Several readers are seizing upon this story:

Sports journalist Martin Manley, who left the Kansas City Star in early 2012, killed himself in front of a police station on Thursday on his 60th birthday. He left a website that explains his decision making. The gist: he didn’t want a slow lingering death in nursing homes or heroic battle with cancer that he would ultimately lose. He wanted to control his death – every detail.

And that’s one thing I haven’t seen discussed on your great thread about suicide – the need for control. I think about suicide all the time; I have for years. That troubled me until I realized it gave me a sense of control. I, like Manley, am single, in my 60s and have no desire to deal with a lengthy illness or long-term care. Unlike Manley, I’m also broke. And for me, the idea of ending my life is a great comfort. But, of course, it has to be my little secret.

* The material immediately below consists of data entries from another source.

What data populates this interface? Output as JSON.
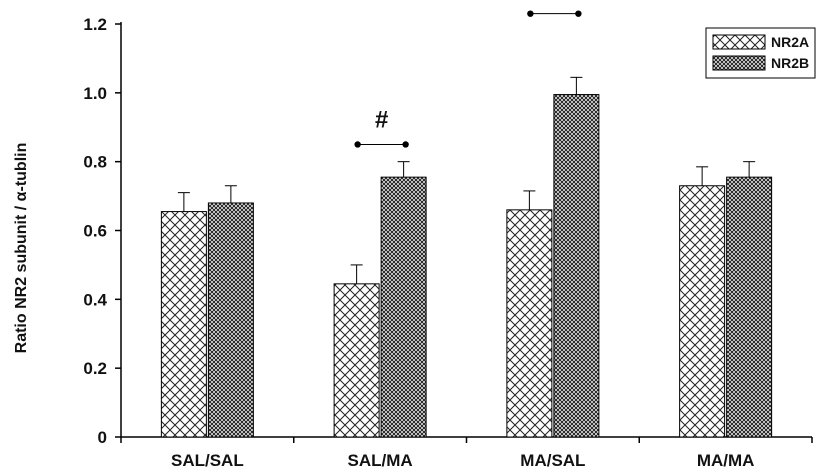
{
  "chart_data": {
    "type": "bar",
    "ylabel": "Ratio NR2 subunit / α-tublin",
    "ylim": [
      0,
      1.2
    ],
    "yticks": [
      "0",
      "0.2",
      "0.4",
      "0.6",
      "0.8",
      "1.0",
      "1.2"
    ],
    "categories": [
      "SAL/SAL",
      "SAL/MA",
      "MA/SAL",
      "MA/MA"
    ],
    "series": [
      {
        "name": "NR2A",
        "pattern": "crosshatch",
        "values": [
          0.655,
          0.445,
          0.66,
          0.73
        ],
        "errors": [
          0.055,
          0.055,
          0.055,
          0.055
        ]
      },
      {
        "name": "NR2B",
        "pattern": "dense-mesh",
        "values": [
          0.68,
          0.755,
          0.995,
          0.755
        ],
        "errors": [
          0.05,
          0.045,
          0.05,
          0.045
        ]
      }
    ],
    "legend": "top-right",
    "annotations": [
      {
        "text": "#",
        "category": "SAL/MA",
        "bracket_y": 0.85
      },
      {
        "text": "#",
        "category": "MA/SAL",
        "bracket_y": 1.23
      }
    ],
    "colors": {
      "bar_fill": "#ffffff",
      "pattern_ink": "#222222",
      "axis": "#000000"
    }
  }
}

It’s called rational suicide, and I think it will be part of the legacy of the Boomers. We’ve got to get a national conversation going about the need to let people who are at the end of life, have some control about ending their life. Thanks for helping make that happen.

Another reader:

Now that Yahoo! has taken down his site and his sister is battling them to put it back up, I think it’s appropriate for you to add this to your suicide thread: I wish he’d been able to choose some other sure method that would have been less dramatic.

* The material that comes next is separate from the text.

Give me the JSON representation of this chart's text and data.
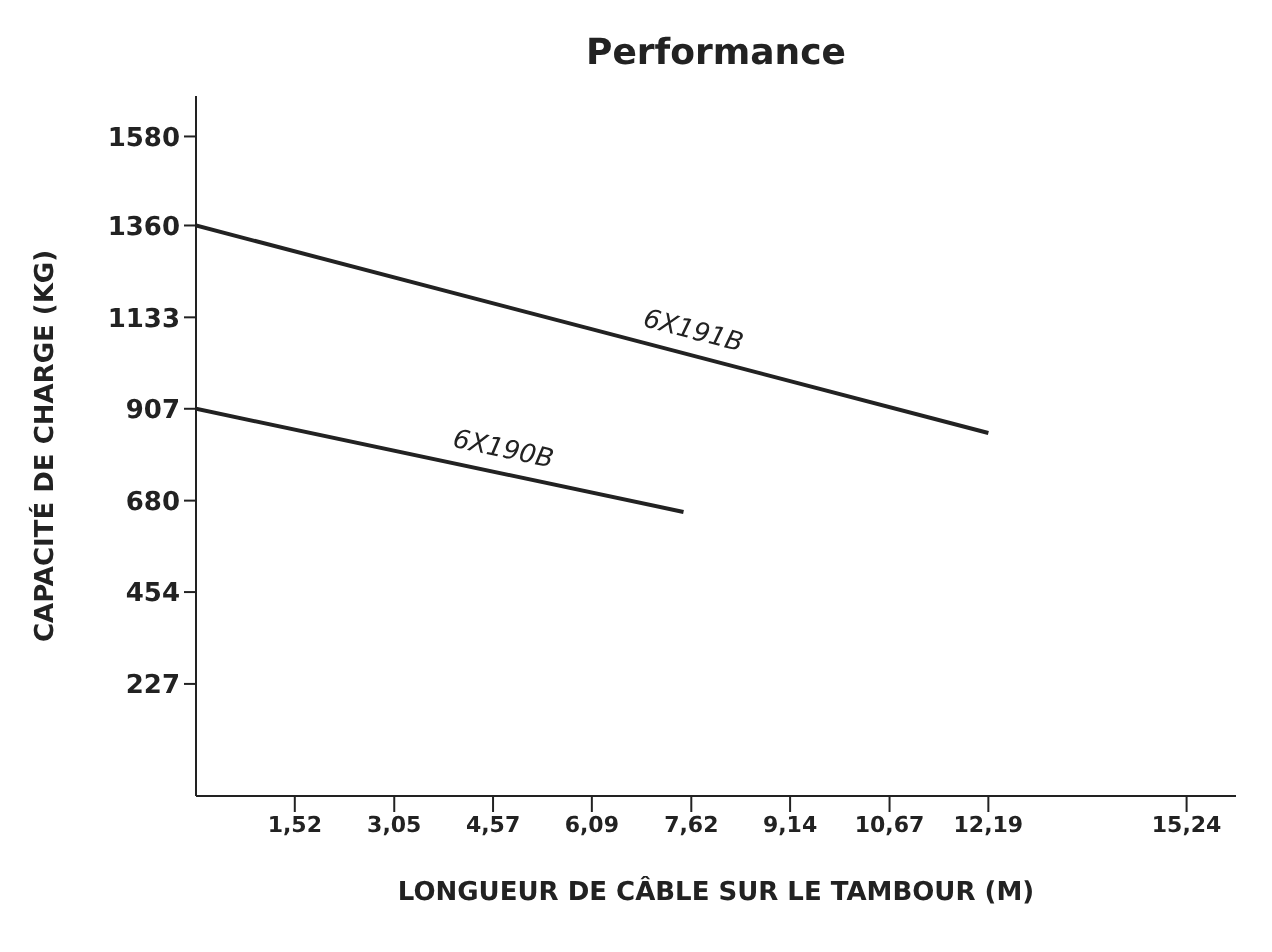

This would require a major shift in how we think about death. We’d have to accept that there are some people who can cooly, dispassionately decide that it’s their time to go, while others will fight to survive for as long as they can – and that both are valid choices. A system that accommodated that, and treated the person choosing suicide with respect rather than as a danger to himself who must be stopped by any means possible, could include counseling to ensure that the choice wasn’t being driven by depression or influence from third parties. The longer we force people to be furtive about it and shame surviving families into silence or into condemning the loved ones they have lost, the worse it is for everyone.

I hope the sister wins her battle. I still have not read his entire website, but what I’ve read presents an interesting and complex picture – neither a hero nor a coward. He had concerns that are not unlike the concerns of others at his age. But to me, his choice doesn’t seem radically different from that of my aunt when she decided not to undergo radiation for breast cancer for a third time. She died within days of the date the doctor said she would upon making that choice, and, of course, it was unclear whether what finally did her in was the cancer itself or the increasing doses of morphine she was taking to counteract the pain.

I respect her decision, as I do Manley’s. I just wish he hadn’t been in a situation where he felt his best option was a police parking lot.